BEN NEARY Associated Press writer | Posted: Thursday, August 10, 2006 12:00 am
CHEYENNE - The state of Wyoming has filed notice that it intends to sue the federal government over both last month's rejection of the state's wolf management plan and federal inaction on the state's request for changes in wolf management regulations.
"So far, their position has been their way or the highway," Gov. Dave Freudenthal said Wednesday of the U.S. Fish and Wildlife Service. "We've chosen neither; we're going to court."
Last month, the federal government rejected Wyoming's petition to remove wolves in the state from the federal list of threatened and endangered species. In addition, the federal agency has yet to take action on the state's request to amend regulations.
Wyoming has proposed a wolf management plan that generally calls for leaving the animals alone in Yellowstone and Grand Teton national parks while allowing trophy hunting for them in areas outside the parks. The state has also proposed allowing them to be shot on sight as predators elsewhere in the state.
In addition to their preying on livestock, Freudenthal has said he sees the spread of wolves in Wyoming outside the national parks as a public safety concern.
"It seems to me that we have a plan that satisfies the scientific obligation that they have imposed on us," Freudenthal said.
In rejecting Wyoming's proposal, federal officials said last month that they can't remove protection until the state sets firm limits on how many of the animals can be killed and agrees to minimum population figures. The state is now home to an estimated 252 wolves.
Ed Bangs, coordinator of the Fish and Wildlife Service's gray wolf recovery effort in Helena, Mont., said Wednesday he hadn't heard of Wyoming's formal notice that it would sue the federal government over wolf management. But Bangs said it was no surprise.
"They said they would pursue this thing in court, not matter how long it took," Bangs said. "I had hoped we could work out something more productive than litigation."
The Fish and Wildlife Service has already turned management of wolves over to state agencies in Montana and Idaho.
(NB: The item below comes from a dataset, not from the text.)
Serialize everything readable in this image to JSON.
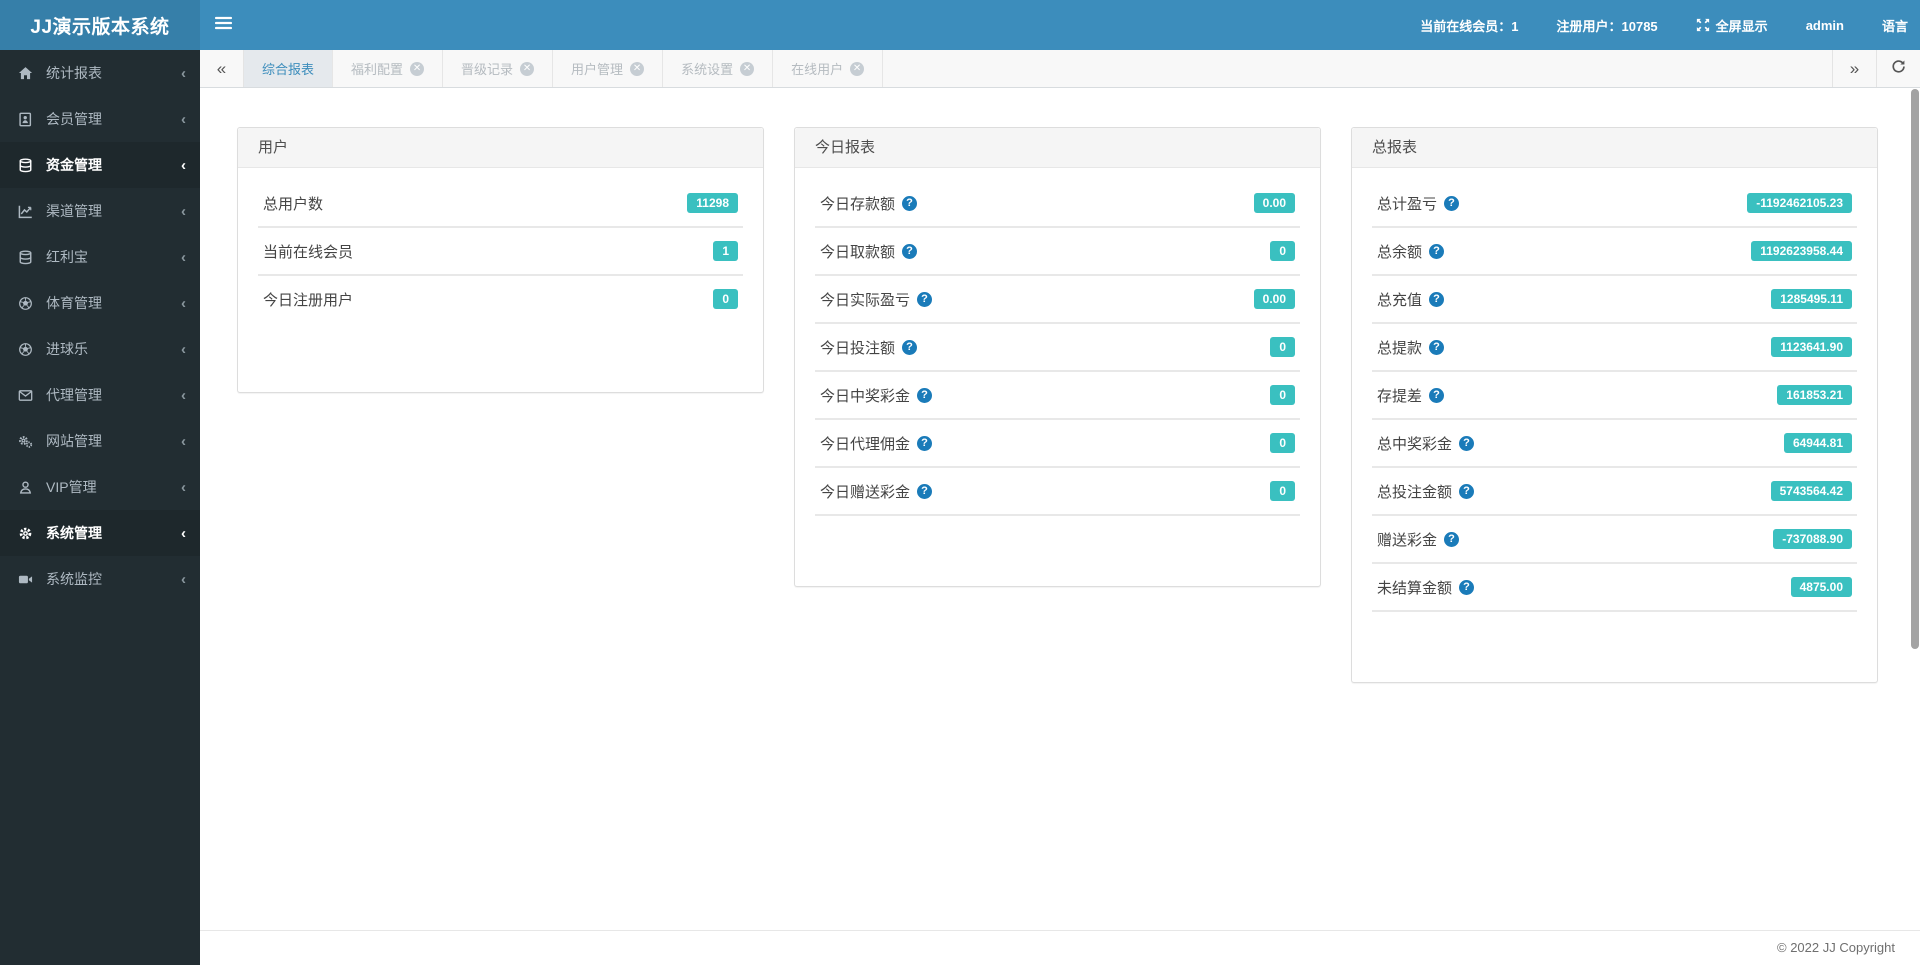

Bangs said about 400 wolves have been killed in those states for preying on livestock and for other reasons since 1987.
"They're continuing to kill wolves that are chronic problem animals," Bangs said, adding that his agency doesn't intend to leave Wyoming ranchers facing problem animals on their own.
Bangs said the federal government continues to manage wolves in Wyoming outside the national parks and said 106 have been killed since the reintroduction of the species. Last year alone, he said, 41 wolves were killed in the state. "Those wolves killed last year 54 cattle and 27 sheep, confirmed, and one dog," he said.